BioWorld International Correspondent
VIENNA, Austria - The European Union welcomes 10 new members in May and - inevitably - all have ambitions to develop their biotech sectors.
The question of how the 10 states should go about this, the extent that EU membership can underpin their efforts, what they can learn from current EU countries with more mature biotech sectors, and the structural and regulatory changes that will be required were discussed Tuesday on the opening day of the Cordia-EuropaBio Convention 2003 in a session on "Biotechnology in a Larger Europe."
"All [the 10] countries talk about how important biotechnology is, and all claim to be developing clusters," Rene Tonnisson, executive board member of the Tartu Science Park in Estonia, told delegates. "So can all the countries in Europe have viable biotechnology sectors, or, particularly with the smaller countries, is it just wishful thinking?"
All the accession countries have similar problems, said Erno Duda, chairman of Solvo Biotechnology Inc. in Hungary who also is chairman of Hungary's biotechnology association. "There will be 30 members of the [Hungarian] association by the end of the year, and the [associations] are small in each of the accession countries. So, will these countries be able to work together, or will there be 10 clusters with four companies each?"
Duda suggested the governments need to collaborate. "They need to start discussions and do something together, rather than doing everything by themselves."

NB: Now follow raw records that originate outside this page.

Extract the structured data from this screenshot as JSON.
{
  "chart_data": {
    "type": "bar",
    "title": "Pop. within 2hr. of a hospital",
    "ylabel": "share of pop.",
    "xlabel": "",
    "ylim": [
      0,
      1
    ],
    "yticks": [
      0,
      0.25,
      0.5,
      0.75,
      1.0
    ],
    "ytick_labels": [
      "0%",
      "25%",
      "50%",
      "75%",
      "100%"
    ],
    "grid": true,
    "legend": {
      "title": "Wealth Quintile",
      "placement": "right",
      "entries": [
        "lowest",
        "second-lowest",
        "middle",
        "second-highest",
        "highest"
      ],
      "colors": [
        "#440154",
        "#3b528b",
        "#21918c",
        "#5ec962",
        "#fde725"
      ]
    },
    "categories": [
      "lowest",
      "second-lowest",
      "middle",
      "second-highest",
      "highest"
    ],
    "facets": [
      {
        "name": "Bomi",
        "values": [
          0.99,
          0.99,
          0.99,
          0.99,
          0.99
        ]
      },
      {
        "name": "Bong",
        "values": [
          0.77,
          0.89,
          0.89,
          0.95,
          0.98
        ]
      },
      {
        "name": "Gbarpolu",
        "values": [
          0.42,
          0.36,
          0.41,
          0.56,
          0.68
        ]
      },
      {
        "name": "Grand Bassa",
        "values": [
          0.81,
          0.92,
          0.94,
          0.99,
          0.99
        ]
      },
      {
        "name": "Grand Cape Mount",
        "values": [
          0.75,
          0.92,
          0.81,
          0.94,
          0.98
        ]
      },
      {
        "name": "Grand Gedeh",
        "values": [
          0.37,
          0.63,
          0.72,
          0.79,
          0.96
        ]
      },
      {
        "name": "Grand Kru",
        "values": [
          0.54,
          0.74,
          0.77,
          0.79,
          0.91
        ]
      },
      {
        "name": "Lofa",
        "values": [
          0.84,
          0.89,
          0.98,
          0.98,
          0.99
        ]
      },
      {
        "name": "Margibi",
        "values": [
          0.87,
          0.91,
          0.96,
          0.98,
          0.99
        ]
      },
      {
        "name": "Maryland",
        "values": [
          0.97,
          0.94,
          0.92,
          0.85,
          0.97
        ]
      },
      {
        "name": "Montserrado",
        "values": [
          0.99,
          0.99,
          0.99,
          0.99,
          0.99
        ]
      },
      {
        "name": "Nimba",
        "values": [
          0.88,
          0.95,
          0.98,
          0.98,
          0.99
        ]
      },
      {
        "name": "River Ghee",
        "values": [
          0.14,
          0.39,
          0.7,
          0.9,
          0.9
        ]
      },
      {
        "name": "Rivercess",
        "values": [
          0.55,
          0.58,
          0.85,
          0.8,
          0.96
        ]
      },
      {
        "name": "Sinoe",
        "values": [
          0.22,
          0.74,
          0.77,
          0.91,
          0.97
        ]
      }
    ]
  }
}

One of the key weaknesses is a lack of legislation and infrastructure to protect intellectual property rights (IPR) "There is a problem in central and eastern Europe in general with university technology transfer," Duda said. "Intellectual property is not patented at the university level, so there is nothing for biotechnology companies to build on."
Tonnisson said the Estonian government recognized the problem, and its program for aiding biotech start-ups includes help with IPR. "But expertise in the field can only come with time; you cannot import IPR competence."
The lack of IPR is discouraging foreign venture capitalists from investing, Duda said. "At the same time there is not a single venture capital fund in any of the 10 countries that can do due diligence."
However, Duda said the fact that the 10 states are joining the European Union is encouraging foreign venture capitalists. "One of these days one venture capitalist will set up a smallish $50 [million] to $100 million fund dedicated to central European biotechnology. The fund will pick out the best four or five companies in each country and will make a lot of money out of it. I know there are [venture capitalists] that are considering it."
Joining the EU will give the states the right to take part in Framework Six, the EU's recently launched €17.5 billion, five-year research program About €2.2 billion of the fund is earmarked for life sciences research.
However, Sabine Herlitschka, deputy director and head of the life sciences unit at the Bureau for International Research and Technology Cooperation in Austria, said there are no national coordinating bodies in any of the 10 states to help companies and researchers in submitting proposals.
"It is not enough to set up a program; you have got to make those opportunities accessible." She suggested there should be mechanisms to provide an exchange of experience and expertise from member states that have been involved in the previous framework programs, to aid integration. "This could involve twinning between new and existing members, to help new members take part of Framework Six."
Peter Dovc, of the Zootechnics Department at the University of Ljubljana in Slovenia, agreed. "Our first experience of Framework Six was [poor] due to the unsuitable structure of the Slovenia Research Institute. It is hard for small groups to compete, and subject areas where [Slovenia] is strong weren't included in Framework Six."